Thanks for reaching out and giving me a reason to write and share.  This time around could you drop me a line from time to time and tell me how I'm doing?

See you Monday October 17th, 2011.

10.12.2011

Interior with Nikon D100. How did we ever survive?

Kitchen.  The Nokonah Condominiums.  Nikon D100.  17mm Tamron lens.  Some light.

New Career!!!! Teaching people at serious companies how to play air guitar.


Working on a Holiday Card for a client of nearly 10 years.  Putting together the card with a background illustration and 70 individual people photographs sprinkled through.  Someone needed to make the scientists and engineers smile and laugh.  I was showing someone my air guitar technique when "Lightning Reflexes" Amy Smith grabbed a Canon 1dsMk2 and popped a couple shots.  If you can't be silly you really shouldn't be around other people.  Arch seriousness is just annoying.....

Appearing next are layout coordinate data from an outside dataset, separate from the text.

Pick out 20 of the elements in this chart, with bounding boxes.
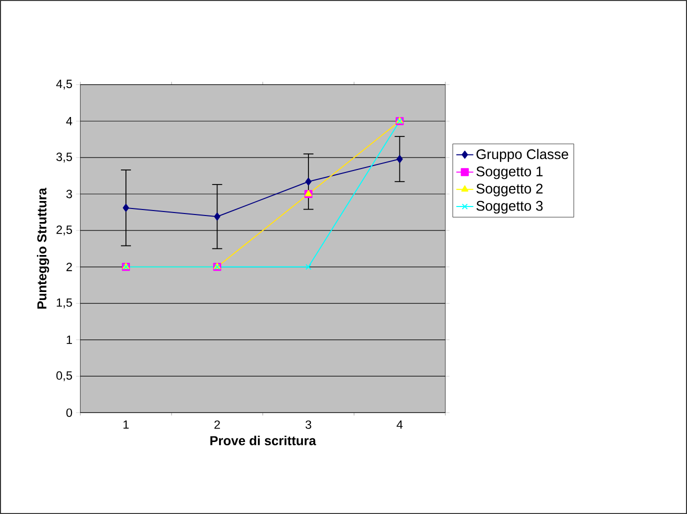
x-tick-label: 2 bbox=[214, 420, 220, 429]
y-axis-title: Punteggio Struttura bbox=[36, 188, 50, 309]
y-tick-label: 4 bbox=[66, 117, 72, 126]
y-tick-label: 2,5 bbox=[56, 226, 72, 236]
y-tick-label: 1 bbox=[66, 336, 72, 344]
legend-label: Soggetto 2 bbox=[476, 184, 543, 196]
y-tick-label: 2 bbox=[66, 262, 72, 272]
y-tick-label: 4,5 bbox=[56, 80, 72, 90]
x-tick-label: 1 bbox=[124, 420, 129, 429]
legend-label: Soggetto 3 bbox=[476, 200, 543, 214]
x-axis-title: Prove di scrittura bbox=[210, 436, 316, 446]
x-tick-label: 4 bbox=[396, 420, 403, 429]
x-tick-label: 3 bbox=[306, 420, 312, 429]
y-tick-label: 3,5 bbox=[56, 152, 72, 162]
y-tick-label: 3 bbox=[66, 190, 72, 198]
legend-label: Soggetto 1 bbox=[476, 166, 543, 180]
y-tick-label: 0 bbox=[66, 408, 72, 417]
legend-label: Gruppo Classe bbox=[476, 148, 568, 162]
y-tick-label: 1,5 bbox=[56, 298, 72, 308]
y-tick-label: 0,5 bbox=[56, 371, 72, 382]
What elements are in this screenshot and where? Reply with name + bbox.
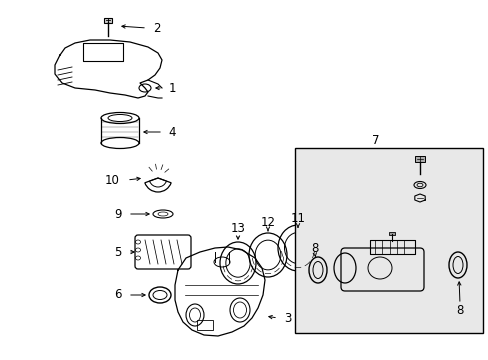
Text: 7: 7 bbox=[371, 134, 379, 147]
Text: 2: 2 bbox=[153, 22, 161, 35]
Text: 9: 9 bbox=[114, 207, 122, 220]
Text: 11: 11 bbox=[290, 212, 305, 225]
Bar bbox=[294, 148, 482, 333]
Text: 4: 4 bbox=[168, 126, 175, 139]
Bar bbox=[83, 43, 123, 61]
Text: 8: 8 bbox=[311, 242, 318, 255]
Bar bbox=[104, 18, 112, 23]
Text: 6: 6 bbox=[114, 288, 122, 302]
Bar bbox=[369, 240, 414, 254]
Text: 5: 5 bbox=[114, 246, 122, 258]
Text: 8: 8 bbox=[455, 303, 463, 316]
Bar bbox=[197, 320, 213, 330]
Text: 10: 10 bbox=[104, 174, 119, 186]
Text: 3: 3 bbox=[284, 311, 291, 324]
Text: 13: 13 bbox=[230, 221, 245, 234]
Bar bbox=[388, 232, 394, 235]
Bar bbox=[414, 156, 424, 162]
Text: 1: 1 bbox=[168, 81, 175, 95]
Text: 12: 12 bbox=[260, 216, 275, 229]
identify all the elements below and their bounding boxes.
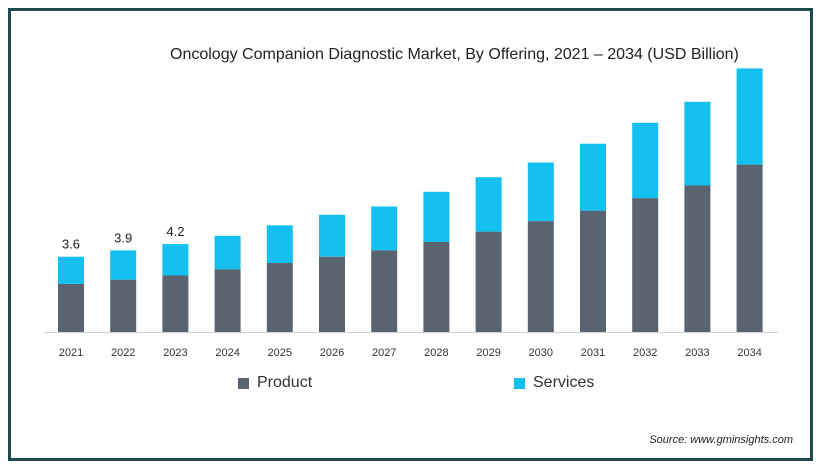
bar-services-2023 [162,244,189,276]
data-label-2021: 3.6 [62,237,80,252]
x-tick-2030: 2030 [529,347,553,359]
x-tick-2033: 2033 [685,347,709,359]
bar-services-2021 [58,256,84,284]
x-tick-2029: 2029 [476,347,500,359]
bar-product-2023 [162,275,189,332]
x-tick-group: 2021 2022 2023 2024 2025 2026 2027 2028 2029 2030… [59,347,762,359]
bar-product-2021 [58,283,84,332]
x-tick-2027: 2027 [372,347,396,359]
x-tick-2022: 2022 [111,347,135,359]
bar-services-2026 [319,214,345,257]
data-label-2023: 4.2 [166,224,184,239]
bar-services-2031 [580,143,606,211]
bar-services-2033 [684,101,711,186]
bar-product-2022 [110,279,137,332]
x-tick-2032: 2032 [633,347,657,359]
data-label-group: 3.6 3.9 4.2 [62,224,184,252]
legend-label-product: Product [257,374,313,391]
bar-product-2025 [266,263,293,332]
legend-swatch-product [238,377,249,389]
bar-product-2027 [371,250,398,332]
bar-services-2027 [371,206,398,251]
bar-services-2025 [266,225,293,263]
legend-swatch-services [514,377,525,389]
bar-group [58,68,763,332]
bar-product-2032 [632,198,659,332]
bar-services-2034 [736,68,763,165]
legend-item-product: Product [238,374,312,392]
x-tick-2023: 2023 [163,347,187,359]
chart-frame [8,8,813,461]
data-label-2022: 3.9 [114,230,132,245]
bar-services-2029 [475,177,502,232]
bar-services-2028 [423,191,450,242]
bar-services-2024 [214,235,241,270]
legend: Product Services [0,374,823,398]
bar-product-2029 [475,231,502,332]
bar-product-2028 [423,242,450,332]
bar-product-2030 [527,221,554,332]
bar-services-2032 [632,122,659,199]
legend-item-services: Services [514,374,594,392]
x-tick-2031: 2031 [581,347,605,359]
chart-title: Oncology Companion Diagnostic Market, By… [170,46,739,63]
x-tick-2025: 2025 [268,347,292,359]
x-tick-2034: 2034 [737,347,761,359]
bar-product-2033 [684,185,711,332]
x-tick-2021: 2021 [59,347,83,359]
bar-product-2026 [319,256,345,332]
bar-services-2030 [527,162,554,222]
x-tick-2024: 2024 [215,347,239,359]
x-tick-2028: 2028 [424,347,448,359]
x-tick-2026: 2026 [320,347,344,359]
bar-product-2024 [214,269,241,332]
source-note: Source: www.gminsights.com [649,434,793,446]
legend-label-services: Services [533,374,595,391]
bar-product-2031 [580,210,606,332]
bar-product-2034 [736,164,763,332]
bar-services-2022 [110,250,137,280]
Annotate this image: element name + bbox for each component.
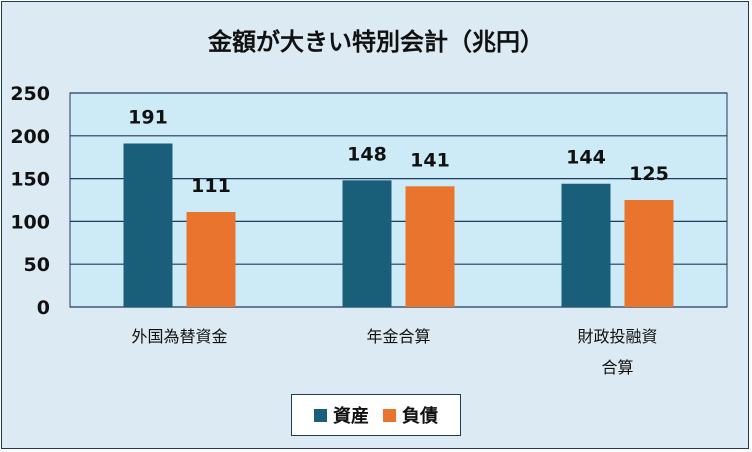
x-tick-label: 合算 bbox=[601, 358, 633, 377]
data-label: 141 bbox=[410, 149, 450, 171]
y-tick-label: 200 bbox=[10, 126, 50, 148]
data-label: 148 bbox=[347, 143, 387, 165]
legend-swatch-liabilities bbox=[383, 408, 396, 422]
y-tick-label: 150 bbox=[10, 169, 50, 191]
x-tick-label: 外国為替資金 bbox=[131, 327, 227, 346]
x-tick-label: 財政投融資 bbox=[577, 327, 657, 346]
bar bbox=[342, 180, 392, 307]
y-tick-label: 50 bbox=[24, 254, 50, 276]
bar bbox=[123, 143, 173, 307]
legend-label-liabilities: 負債 bbox=[402, 406, 438, 427]
data-label: 125 bbox=[629, 163, 669, 185]
data-label: 144 bbox=[566, 147, 606, 169]
chart-legend: 資産 負債 bbox=[291, 394, 461, 436]
legend-swatch-assets bbox=[314, 408, 327, 422]
legend-label-assets: 資産 bbox=[333, 406, 369, 427]
bar bbox=[405, 186, 455, 307]
legend-item-liabilities: 負債 bbox=[383, 402, 438, 428]
bar bbox=[561, 183, 611, 307]
data-label: 191 bbox=[128, 107, 168, 129]
chart-title: 金額が大きい特別会計（兆円） bbox=[208, 28, 544, 56]
y-tick-label: 100 bbox=[10, 211, 50, 233]
y-tick-label: 250 bbox=[10, 83, 50, 105]
x-tick-label: 年金合算 bbox=[366, 327, 430, 346]
y-tick-label: 0 bbox=[37, 297, 50, 319]
legend-item-assets: 資産 bbox=[314, 402, 369, 428]
bar bbox=[186, 211, 236, 307]
bar bbox=[624, 200, 674, 307]
data-label: 111 bbox=[191, 175, 231, 197]
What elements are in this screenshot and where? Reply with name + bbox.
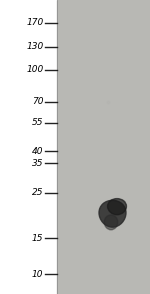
Ellipse shape [108, 199, 126, 215]
Text: 10: 10 [32, 270, 44, 279]
Text: 15: 15 [32, 234, 44, 243]
Ellipse shape [99, 200, 126, 227]
Text: 100: 100 [26, 66, 44, 74]
Text: 40: 40 [32, 147, 44, 156]
Bar [0, 0, 57, 294]
Text: 170: 170 [26, 18, 44, 27]
Text: 70: 70 [32, 97, 44, 106]
Text: 25: 25 [32, 188, 44, 198]
Bar [57, 0, 150, 294]
Text: 55: 55 [32, 118, 44, 128]
Ellipse shape [104, 215, 118, 230]
Text: 35: 35 [32, 158, 44, 168]
Text: 130: 130 [26, 42, 44, 51]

Interplay of Dark and Light.

Agfapan APX100.  Leica R8.  90mm Summicron.  Printed on Agfa Portriga Rapid.  The film, paper, camera and lens are no longer made.  This is officially an antiquity.  I can't make the same photograph with a newer camera and newer materials.

10.11.2011

Austin Autumn. Earlier times.

I called Lou up on a cool autumn day and asked her to go with me to Laguna Gloria Museum to make a little art, apropos of nothing. She wore an old courderoy coat and smiled beautifully as she looked down at her feet.
Hasselblad 500 CM, 180mm f4 lens. Agfa film.